她的语速很快,但说到这里时,她停顿了几秒,咬了咬嘴唇。也许对每个人来说,生命里最初的伤口,即使是事隔多年后想起,仍会隐隐作痛的吧。
那一年,父亲包养了一个比他小十多岁的宾馆服务员,当那个女人为他生了个女儿后,他就很少回家了。在那个小城市,几乎没有什么秘密,没多久,同学们都知道我有了个“二妈”,还有个妹妹。这让我在同学面前抬不起头来。放学铃声一响,我就飞快地骑上自行车回家。可家也不是我逃避的港湾。母亲当初作为一名光荣的国企工人嫁给一个“不务正业”的个体户,是带着对父亲强烈的爱和牺牲精神的,一向是“妻管严”的父亲突然的背叛,给了她沉重的打击,她经常说起父亲,说着说着就突然流泪,或者歇斯底里地破口大骂。
母亲总让我好好学习,要有出息,不能输给“野女人”生的孩子。但我的成绩却直线下滑,中考时,我连普通高中的录取线都没过,是父亲找关系出钱让我进的重点中学。高中三年,老师对我的评价是这样的:丰雅琴从不迟到早退,眼睛总盯着黑板,但成绩就是上不去,这孩子心事太多了。高考我只考了300多分,但父亲还是花了好几万元钱将我塞进了大学。大学四年,我旷课,谈恋爱,做直销,和同学合伙做生意,就是没好好学习。毕业时,依靠父亲的关系,我去了深圳一家效益很好的企业。
在深圳的第三年,我结婚了,嫁给了一个43岁的男人,那一年我24岁。记得我第一次带他回家时,母亲惊讶得几乎晕倒,而父亲当即将我拉进书房说:“别的年轻女孩嫁给老男人是图钱图势,你什么都不缺,到底图他什么?”我冷笑一声,反问道:“原来,你也知道年轻女孩是图钱图势呀。我告诉你,我根本不在乎这些。你有钱是你的,我也不想要,你还是留给灵灵吧(父亲的小女儿)。他对我好,天天陪着我,每天都会给我买早餐,会做饭给我吃,这些都是你给不了的!而且,我又不是第三者,我也没抢别人的老公,他妻子早就病逝了,又没有被我气病!”父亲气得半天说不出话来。

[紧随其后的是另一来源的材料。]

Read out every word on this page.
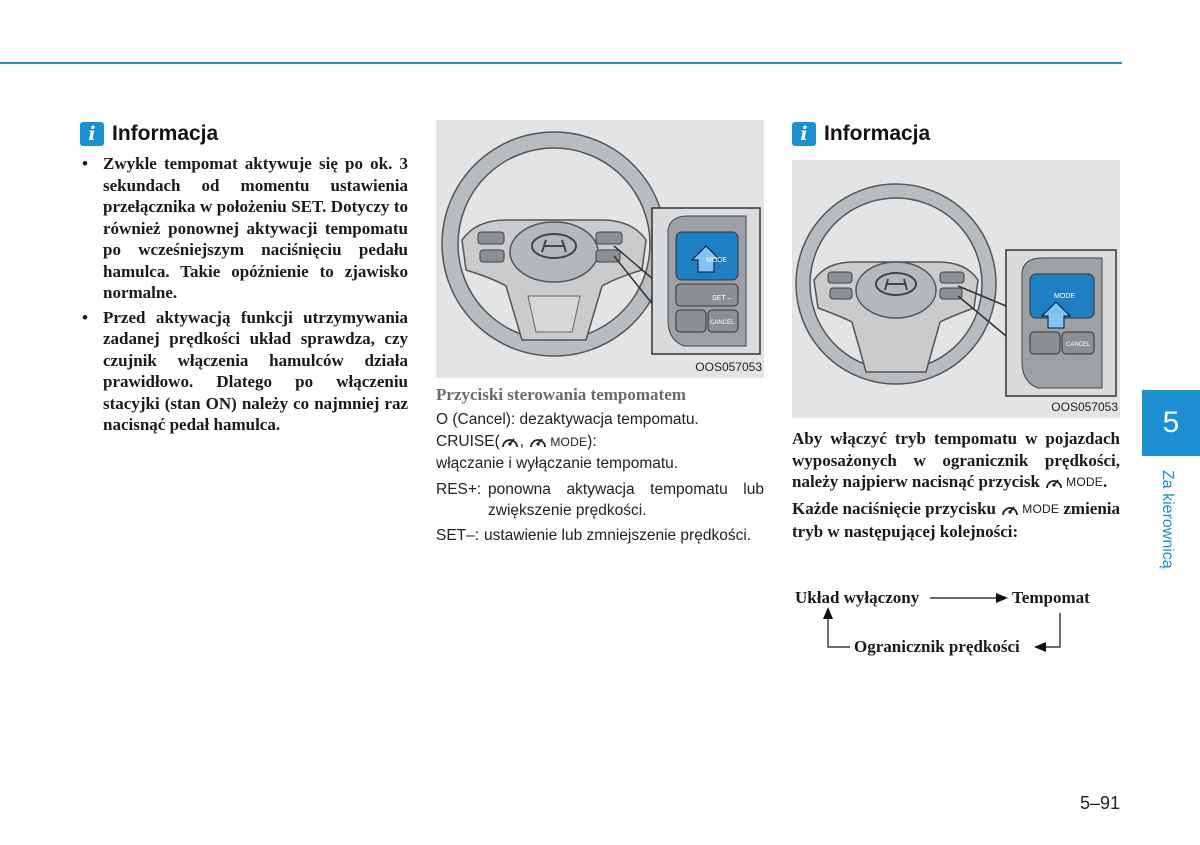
i Informacja
• Zwykle tempomat aktywuje się po ok. 3 sekundach od momentu ustawienia przełącznika w położeniu SET. Dotyczy to również ponownej aktywacji tempomatu po wcześniejszym naciśnięciu pedału hamulca. Takie opóźnienie to zjawisko normalne.
• Przed aktywacją funkcji utrzymywania zadanej prędkości układ sprawdza, czy czujnik włączenia hamulców działa prawidłowo. Dlatego po włączeniu stacyjki (stan ON) należy co najmniej raz nacisnąć pedał hamulca.
MODE
SET –
CANCEL
OOS057053
Przyciski sterowania tempomatem
O (Cancel): dezaktywacja tempomatu.
CRUISE( , MODE ):
włączanie i wyłączanie tempomatu.
RES+: ponowna aktywacja tempomatu lub zwiększenie prędkości.
SET–: ustawienie lub zmniejszenie prędkości.
i Informacja
MODE
CANCEL
OOS057053

Aby włączyć tryb tempomatu w pojazdach wyposażonych w ogranicznik prędkości, należy najpierw nacisnąć przycisk MODE .

Każde naciśnięcie przycisku MODE zmienia tryb w następującej kolejności:

Układ wyłączony	Tempomat
Ogranicznik prędkości
5
Za kierownicą
5–91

我的婚礼,父母没有参加。父亲在电话里给我的祝福是:“要是过得不好就回来!”
父亲的话很快就应验了。新婚的第13个月,我因忍受不了丈夫对我的管束和他前妻留下的孩子而离婚。离婚后,我在一夜之间清醒,明白自己虚度了十多年的光阴。25岁是女人的一个坎,而我过了25岁,不但没有获得任何基础,还成了一个离异女人。我开始希望有所作为。
爱上身边这个质朴的男人
在父亲的帮助下,我在武汉开了公司,我几乎疯了似地扎进公司的运营里,似乎要将白白浪费了12年的光阴补回来。两年多的时间里,我公司的资产从最初创业时的20多万元上升到300多万元。2003年春节过后,我招聘了一名雇员天野。

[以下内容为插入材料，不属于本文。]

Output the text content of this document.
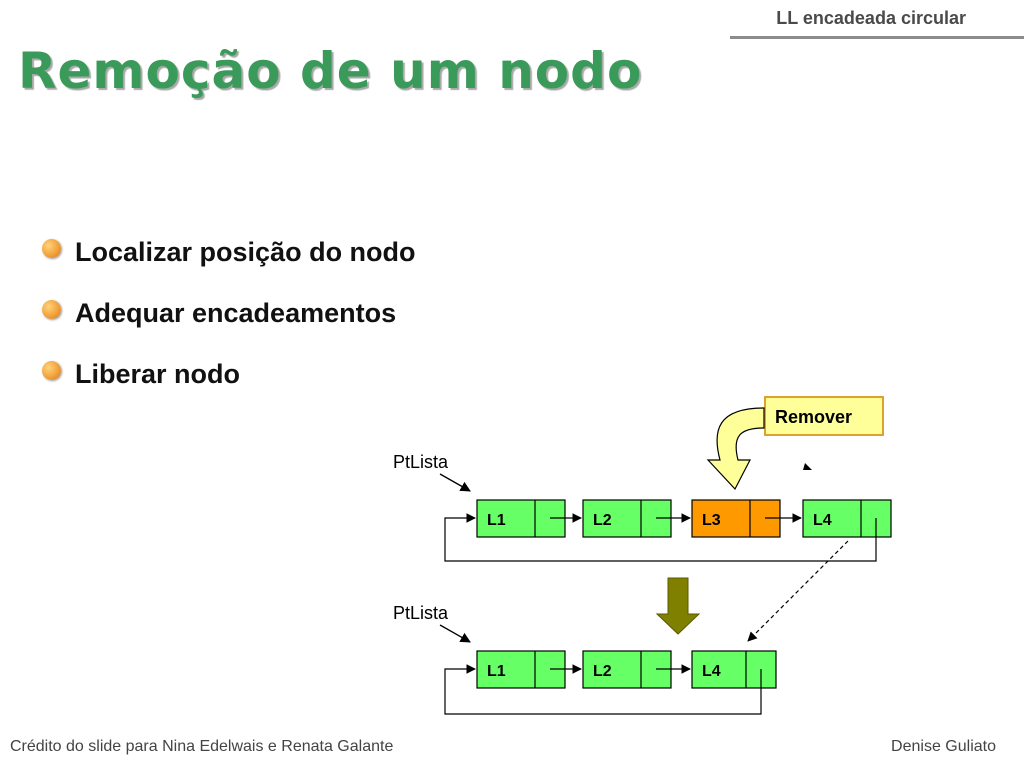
LL encadeada circular
Remoção de um nodo
Localizar posição do nodo
Adequar encadeamentos
Liberar nodo
Remover
PtLista
L1	L2	L3	L4
PtLista
L1	L2	L4
Crédito do slide para Nina Edelwais e Renata Galante	Denise Guliato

天野以前是一家国有企业老总身边的工作人员。虽然他只是一个普通工作人员,但他明事理,有分寸,看人看事都很透彻,最重要的是,他待人真诚。每次和我出去谈生意,他都守着职员的本分,不多说一句话,但关键时刻,他会为我解围,给我代酒。一个女人在生意场上再精明都有诸多不便,有他在,我少了很多麻烦。

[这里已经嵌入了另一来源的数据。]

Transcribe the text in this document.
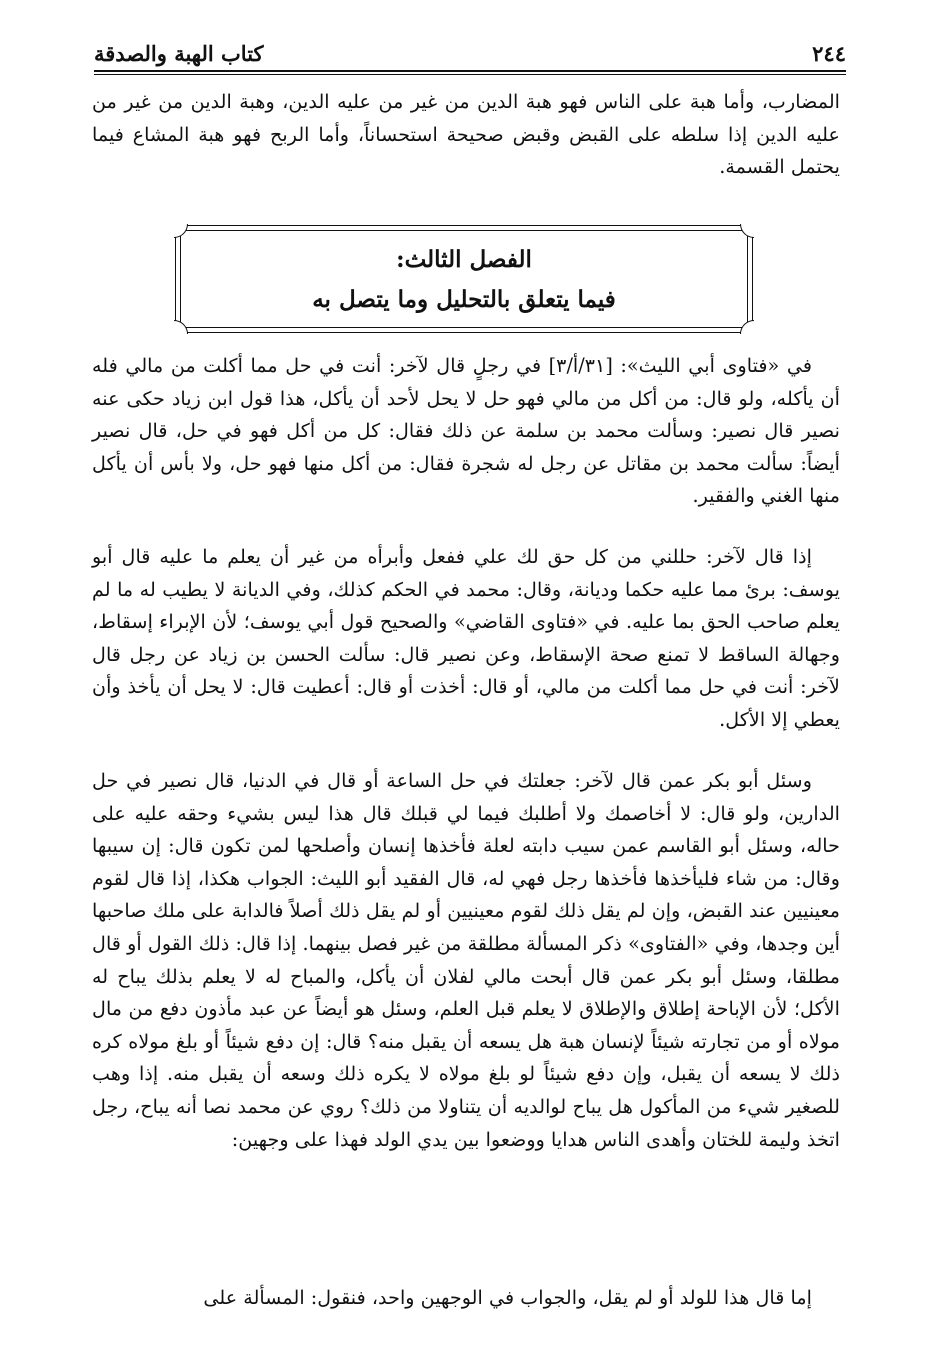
٢٤٤
كتاب الهبة والصدقة

المضارب، وأما هبة على الناس فهو هبة الدين من غير من عليه الدين، وهبة الدين من غير من عليه الدين إذا سلطه على القبض وقبض صحيحة استحساناً، وأما الربح فهو هبة المشاع فيما يحتمل القسمة.

الفصل الثالث:
فيما يتعلق بالتحليل وما يتصل به

في «فتاوى أبي الليث»: [٣١/أ/٣] في رجلٍ قال لآخر: أنت في حل مما أكلت من مالي فله أن يأكله، ولو قال: من أكل من مالي فهو حل لا يحل لأحد أن يأكل، هذا قول ابن زياد حكى عنه نصير قال نصير: وسألت محمد بن سلمة عن ذلك فقال: كل من أكل فهو في حل، قال نصير أيضاً: سألت محمد بن مقاتل عن رجل له شجرة فقال: من أكل منها فهو حل، ولا بأس أن يأكل منها الغني والفقير.

إذا قال لآخر: حللني من كل حق لك علي ففعل وأبرأه من غير أن يعلم ما عليه قال أبو يوسف: برئ مما عليه حكما وديانة، وقال: محمد في الحكم كذلك، وفي الديانة لا يطيب له ما لم يعلم صاحب الحق بما عليه. في «فتاوى القاضي» والصحيح قول أبي يوسف؛ لأن الإبراء إسقاط، وجهالة الساقط لا تمنع صحة الإسقاط، وعن نصير قال: سألت الحسن بن زياد عن رجل قال لآخر: أنت في حل مما أكلت من مالي، أو قال: أخذت أو قال: أعطيت قال: لا يحل أن يأخذ وأن يعطي إلا الأكل.

وسئل أبو بكر عمن قال لآخر: جعلتك في حل الساعة أو قال في الدنيا، قال نصير في حل الدارين، ولو قال: لا أخاصمك ولا أطلبك فيما لي قبلك قال هذا ليس بشيء وحقه عليه على حاله، وسئل أبو القاسم عمن سيب دابته لعلة فأخذها إنسان وأصلحها لمن تكون قال: إن سيبها وقال: من شاء فليأخذها فأخذها رجل فهي له، قال الفقيد أبو الليث: الجواب هكذا، إذا قال لقوم معينيين عند القبض، وإن لم يقل ذلك لقوم معينيين أو لم يقل ذلك أصلاً فالدابة على ملك صاحبها أين وجدها، وفي «الفتاوى» ذكر المسألة مطلقة من غير فصل بينهما. إذا قال: ذلك القول أو قال مطلقا، وسئل أبو بكر عمن قال أبحت مالي لفلان أن يأكل، والمباح له لا يعلم بذلك يباح له الأكل؛ لأن الإباحة إطلاق والإطلاق لا يعلم قبل العلم، وسئل هو أيضاً عن عبد مأذون دفع من مال مولاه أو من تجارته شيئاً لإنسان هبة هل يسعه أن يقبل منه؟ قال: إن دفع شيئاً أو بلغ مولاه كره ذلك لا يسعه أن يقبل، وإن دفع شيئاً لو بلغ مولاه لا يكره ذلك وسعه أن يقبل منه. إذا وهب للصغير شيء من المأكول هل يباح لوالديه أن يتناولا من ذلك؟ روي عن محمد نصا أنه يباح، رجل اتخذ وليمة للختان وأهدى الناس هدايا ووضعوا بين يدي الولد فهذا على وجهين:

إما قال هذا للولد أو لم يقل، والجواب في الوجهين واحد، فنقول: المسألة على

3个月后,一件突发事件让我对他的感觉开始暧昧起来。那时,我工地上的一个小包工头卷了民工的工钱跑了,我赶到工地了解情况,一下车就被十多个人围了起来。突然被十几个男人围着辱骂,我吓得一时反应不过来,脑子里一片空白。这时,天野挺身而出,挡在我面前,说:“我留在这,你们让她回去拿钱给你们发工钱。”为首的那个男人说:“你是她什么人?凭什么相信你?”他大声回答:“我是她哥!”听到这句话,我心里一震。自从父亲有了另一个家后,我一直都希望有个哥哥,这样,家里的灯泡坏了时,我就不用小心翼翼地扶着板凳看母亲换灯泡;放学回家时,我也不用害怕有男生跟踪。没想到快30岁时,竟会有人站出来说他是我哥。当我取了钱赶回工地时,他已经和那些人混熟了,一拿到钱,那些人就在他的劝说下重新开了工。我深刻地感觉到,身边有一个男人是多么重要。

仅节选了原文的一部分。